自分がごくごくあたり前だと思っていることが、実は世間とズレていることは意外と多い。特に自分のテリトリーから離れると “地域性” が変わってくるため、ちょっとしたことでカルチャーショックを受けることもしばしばだ。
つい1カ月ほど前のこと。私、P.K.サンジュンは仕事で大阪にいた。「やっぱり出張はええなぁ」なんて思いつつ、駅のホームでふと目をやると何か強烈な違和感が……あれ? なんかベンチの向きがおかしくないか……?
・90度違う向き
通常……というか関東圏では、駅のホームに設置されているベンチはホーム側を向いているもの。「座ったときにホームが真正面に見える角度」と言えばわかりやすいだろうか? 生まれてこの方44年、ホームのベンチの向きは「そういうもの」だと思い込んでいた。
だがしかし、私が目撃した大阪や兵庫の駅にあったホームのベンチは「座ったときにホームが真横に来る角度」で設置されていたのである。え……なんで? 普通に横並びで良くないか? なんでわざわざベンチの角度を変えとるんや?
さらに言えば、私もかつて1年に数回ペースで関西を訪れていた時期がある。ハッキリとした記憶はないものの、当時は関東スタイルのベンチだった気が……。仮に昔から今の角度のベンチだったとしたら、当時の私が「なんでやねん!」と力強くツッコんでいたハズだ。
・JR西日本に聞いてみた
これは気になる……! というわけで「JR西日本お客様センター」に連絡し「関西の駅のホームにあるベンチの角度」について色々と聞いてみることにした。
──大阪や兵庫の駅で見かけたんですが、ベンチの向きがホームと平行に設置されているのは何故なのでしょうか? 関東では見かけないもので……。
「はい、最大の理由は酔客(すいきゃく・酔っ払いのこと)様の転落防止のためでございます。それまではベンチにお座りの酔客様が立ち上がってそのままホームに転落していたケースが多かったと聞いております」
──なるほど。酔っ払いのホーム転落防止のためでしたか。昔は違いましたよね。
「はい、正式な導入をお調べするのは時間がかかるんですが、おそらく5~6年前から導入され始めたと記憶しています」
──ふむふむ。でも転落防止が目的ならホームドアを設置すればいいような……? 都心はだいぶ多くなっている気がします。
「仰る通りかと思います。ただ関西は様々な路線が複雑に乗り入れしておりますので、ホームドアの設置もやや難しいのかもしれません。大阪、鶴橋、京橋、三ノ宮……など、主要な駅はホームドアが設置されておりますが……」
──なるほど。あとホームドアの設置ってめちゃめちゃコストがかかりそうですもんね。ベンチの方がコスパは良さそう。

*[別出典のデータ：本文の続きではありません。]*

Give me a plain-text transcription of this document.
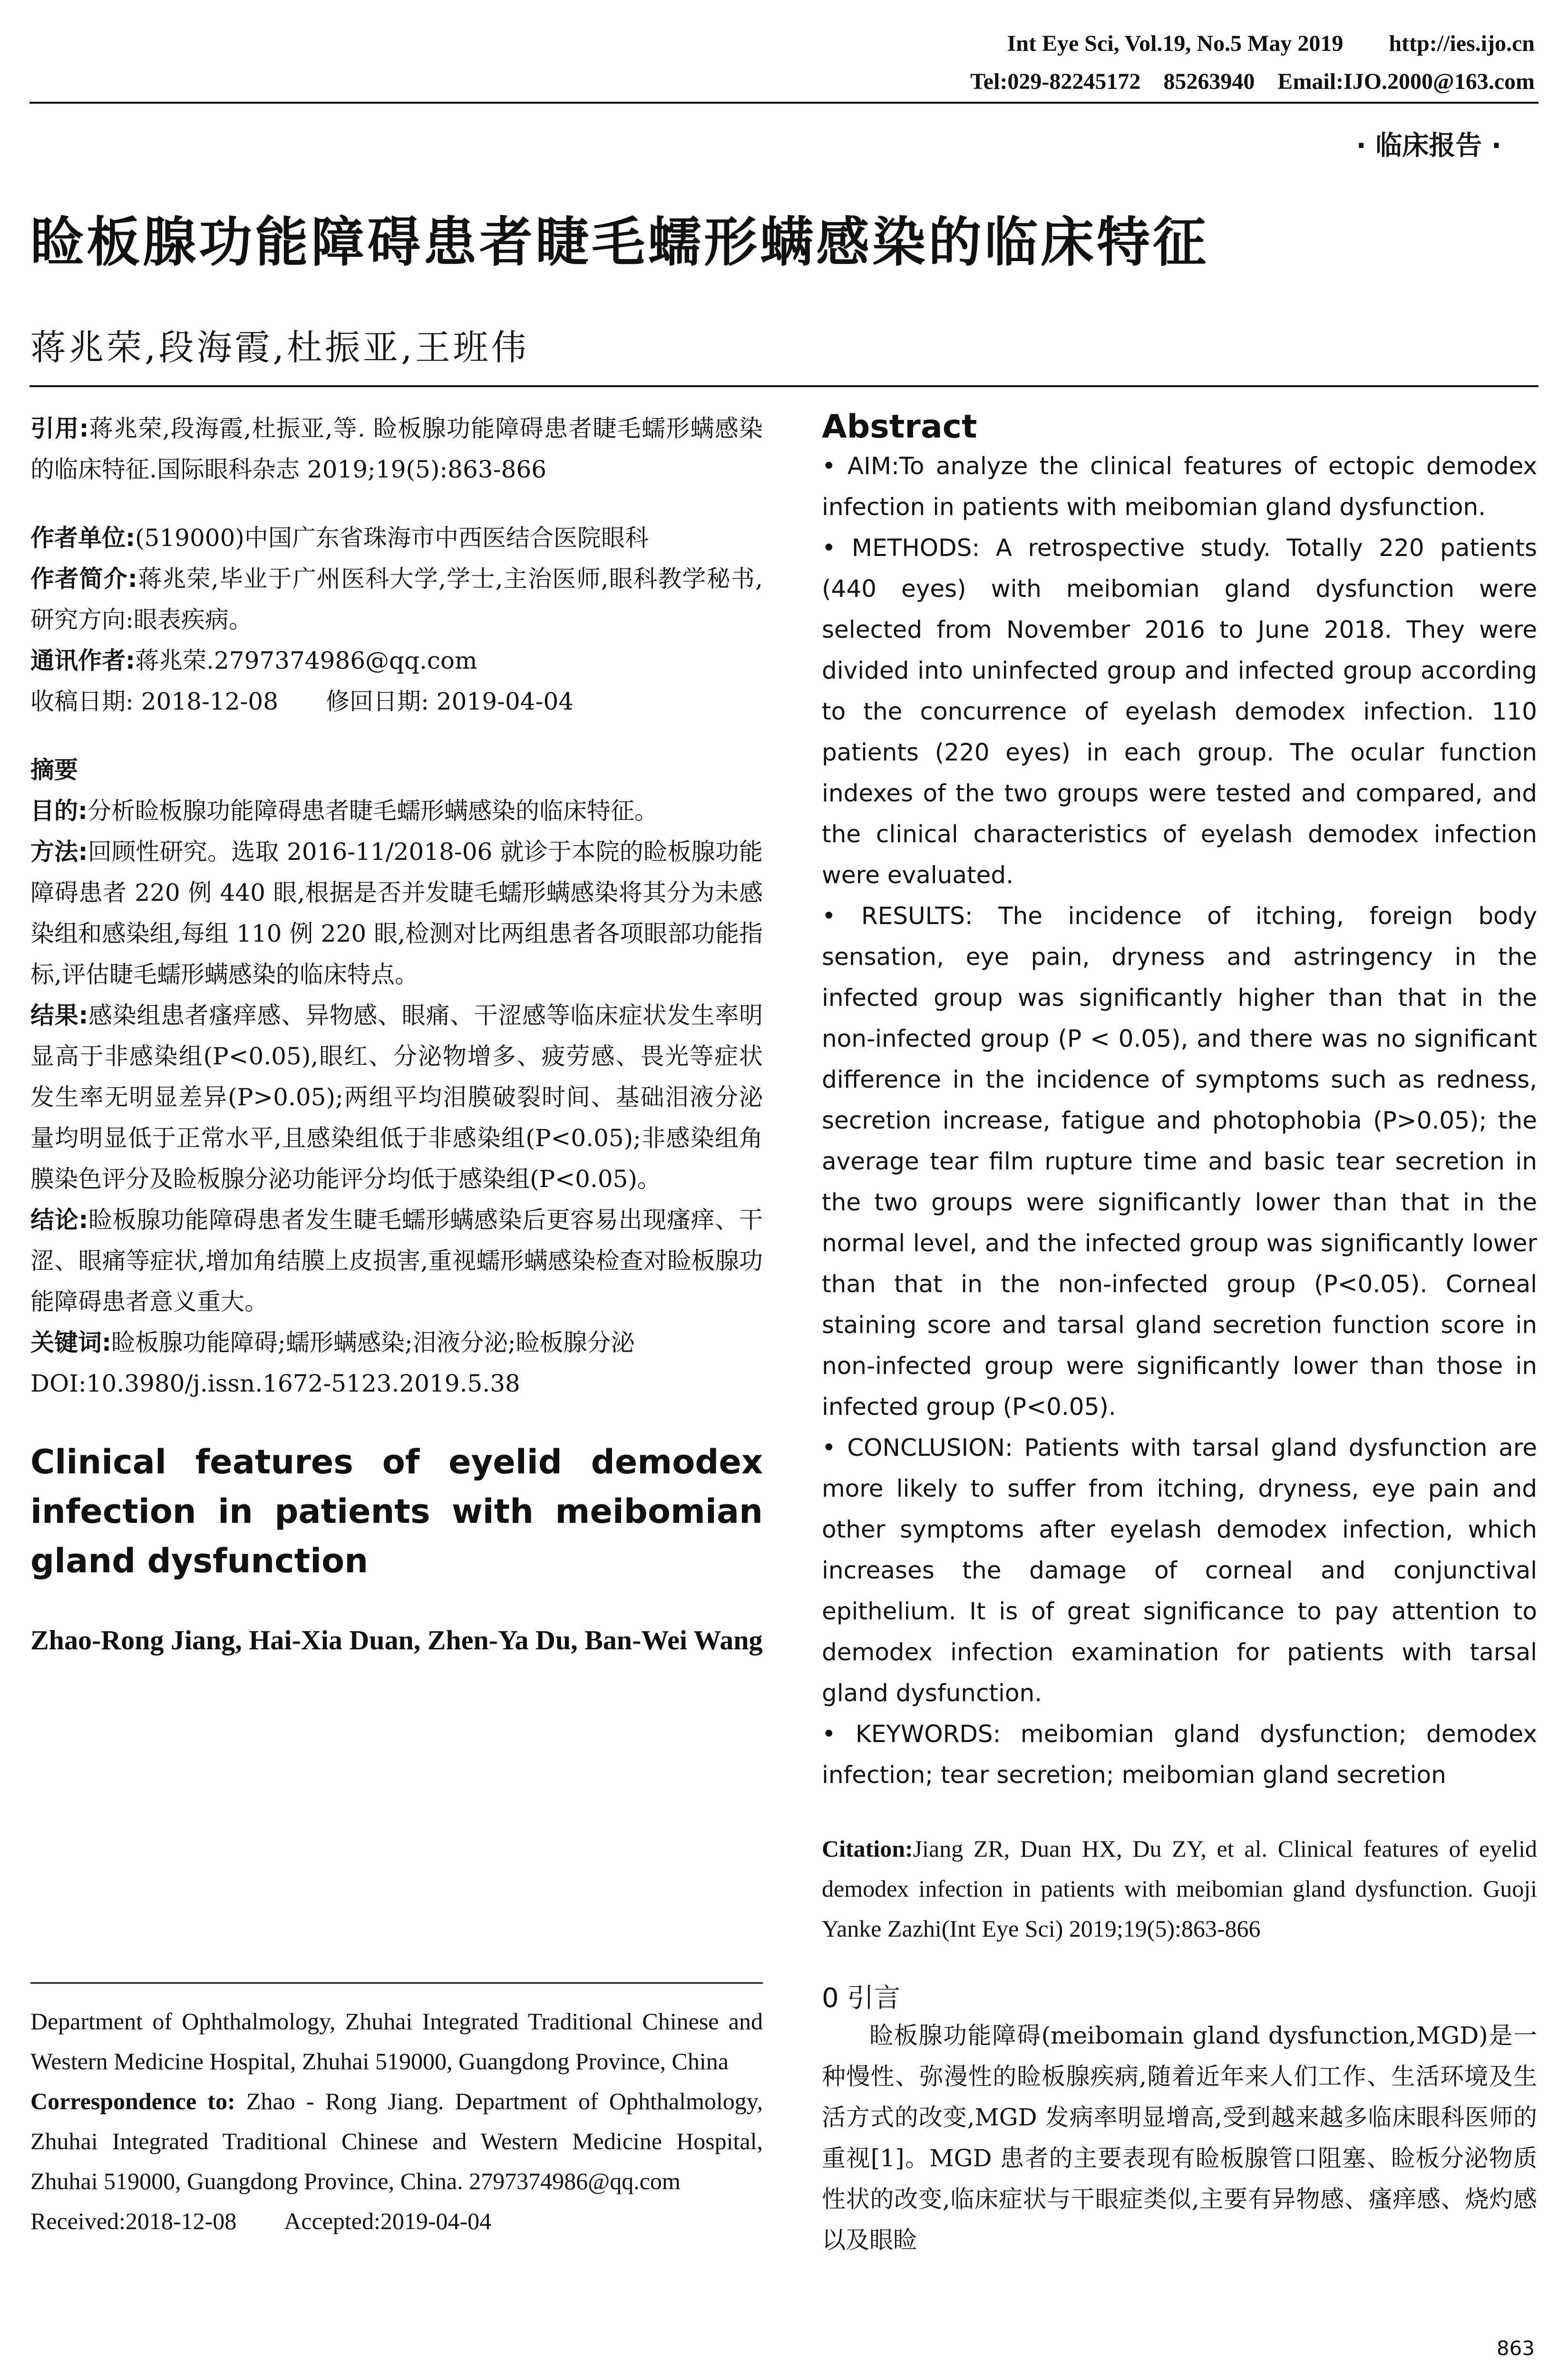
Int Eye Sci, Vol.19, No.5 May 2019　　http://ies.ijo.cn
Tel:029-82245172　85263940　Email:IJO.2000@163.com
· 临床报告 ·
睑板腺功能障碍患者睫毛蠕形螨感染的临床特征
蒋兆荣,段海霞,杜振亚,王班伟

引用:蒋兆荣,段海霞,杜振亚,等. 睑板腺功能障碍患者睫毛蠕形螨感染的临床特征.国际眼科杂志 2019;19(5):863-866

作者单位:(519000)中国广东省珠海市中西医结合医院眼科

作者简介:蒋兆荣,毕业于广州医科大学,学士,主治医师,眼科教学秘书,研究方向:眼表疾病。

通讯作者:蒋兆荣.2797374986@qq.com

收稿日期: 2018-12-08　　修回日期: 2019-04-04

摘要

目的:分析睑板腺功能障碍患者睫毛蠕形螨感染的临床特征。

方法:回顾性研究。选取 2016-11/2018-06 就诊于本院的睑板腺功能障碍患者 220 例 440 眼,根据是否并发睫毛蠕形螨感染将其分为未感染组和感染组,每组 110 例 220 眼,检测对比两组患者各项眼部功能指标,评估睫毛蠕形螨感染的临床特点。

结果:感染组患者瘙痒感、异物感、眼痛、干涩感等临床症状发生率明显高于非感染组(P<0.05),眼红、分泌物增多、疲劳感、畏光等症状发生率无明显差异(P>0.05);两组平均泪膜破裂时间、基础泪液分泌量均明显低于正常水平,且感染组低于非感染组(P<0.05);非感染组角膜染色评分及睑板腺分泌功能评分均低于感染组(P<0.05)。

结论:睑板腺功能障碍患者发生睫毛蠕形螨感染后更容易出现瘙痒、干涩、眼痛等症状,增加角结膜上皮损害,重视蠕形螨感染检查对睑板腺功能障碍患者意义重大。

关键词:睑板腺功能障碍;蠕形螨感染;泪液分泌;睑板腺分泌

DOI:10.3980/j.issn.1672-5123.2019.5.38

Clinical features of eyelid demodex infection in patients with meibomian gland dysfunction

Zhao-Rong Jiang, Hai-Xia Duan, Zhen-Ya Du, Ban-Wei Wang

Department of Ophthalmology, Zhuhai Integrated Traditional Chinese and Western Medicine Hospital, Zhuhai 519000, Guangdong Province, China

Correspondence to: Zhao - Rong Jiang. Department of Ophthalmology, Zhuhai Integrated Traditional Chinese and Western Medicine Hospital, Zhuhai 519000, Guangdong Province, China. 2797374986@qq.com

Received:2018-12-08　　Accepted:2019-04-04

Abstract

• AIM:To analyze the clinical features of ectopic demodex infection in patients with meibomian gland dysfunction.

• METHODS: A retrospective study. Totally 220 patients (440 eyes) with meibomian gland dysfunction were selected from November 2016 to June 2018. They were divided into uninfected group and infected group according to the concurrence of eyelash demodex infection. 110 patients (220 eyes) in each group. The ocular function indexes of the two groups were tested and compared, and the clinical characteristics of eyelash demodex infection were evaluated.

• RESULTS: The incidence of itching, foreign body sensation, eye pain, dryness and astringency in the infected group was significantly higher than that in the non-infected group (P < 0.05), and there was no significant difference in the incidence of symptoms such as redness, secretion increase, fatigue and photophobia (P>0.05); the average tear film rupture time and basic tear secretion in the two groups were significantly lower than that in the normal level, and the infected group was significantly lower than that in the non-infected group (P<0.05). Corneal staining score and tarsal gland secretion function score in non-infected group were significantly lower than those in infected group (P<0.05).

• CONCLUSION: Patients with tarsal gland dysfunction are more likely to suffer from itching, dryness, eye pain and other symptoms after eyelash demodex infection, which increases the damage of corneal and conjunctival epithelium. It is of great significance to pay attention to demodex infection examination for patients with tarsal gland dysfunction.

• KEYWORDS: meibomian gland dysfunction; demodex infection; tear secretion; meibomian gland secretion

Citation:Jiang ZR, Duan HX, Du ZY, et al. Clinical features of eyelid demodex infection in patients with meibomian gland dysfunction. Guoji Yanke Zazhi(Int Eye Sci) 2019;19(5):863-866

0 引言

睑板腺功能障碍(meibomain gland dysfunction,MGD)是一种慢性、弥漫性的睑板腺疾病,随着近年来人们工作、生活环境及生活方式的改变,MGD 发病率明显增高,受到越来越多临床眼科医师的重视[1]。MGD 患者的主要表现有睑板腺管口阻塞、睑板分泌物质性状的改变,临床症状与干眼症类似,主要有异物感、瘙痒感、烧灼感以及眼睑

863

「詳細な費用等はわかりかねるのですが、おそらくそういう事情もあるのだろうと思います。JR西日本ではここ数年で多くの駅でベンチの工事を実施いたしました」
──すっきりしました! ありがとうございます!
・最大の理由は「酔っ払いの転落防止のため」だった
ポイントをまとめると「関西の駅のホームにあるベンチの角度が違う理由」は大きく3つあった。1つは「酔っ払いの転落防止」のためで、これが最大の動機であり目的だ。というか、飲み過ぎて電車に乗らないこと! 心当たりのある方はくれぐれもご注意いただきたい。
次に「ホームドアの設置ではなくベンチの角度を変えた理由」は「関西は路線が複雑でホームドアの導入がそう簡単じゃないこと」と「コスト的にもベンチの方がコスパがいい」が挙げられそうだ。都心の駅ではあたり前になりつつあるホームドアも、決して全国区の設備ではないらしい。
また、ベンチの角度が変わったのは「5~6年前から」とのことなので、やはり昔は都内と同じ規格だったことが判明した。ベンチの角度1つにしても色々と理由があるんだなぁ。大変勉強になりました。
というわけで「関西の駅のホームに設置されているベンチの角度が違う理由」についてお届けした。基本的には酔っ払いのホーム転落防止のためなので、忘年会シーズンに突入するこれからの時期は特にご注意いただきたい。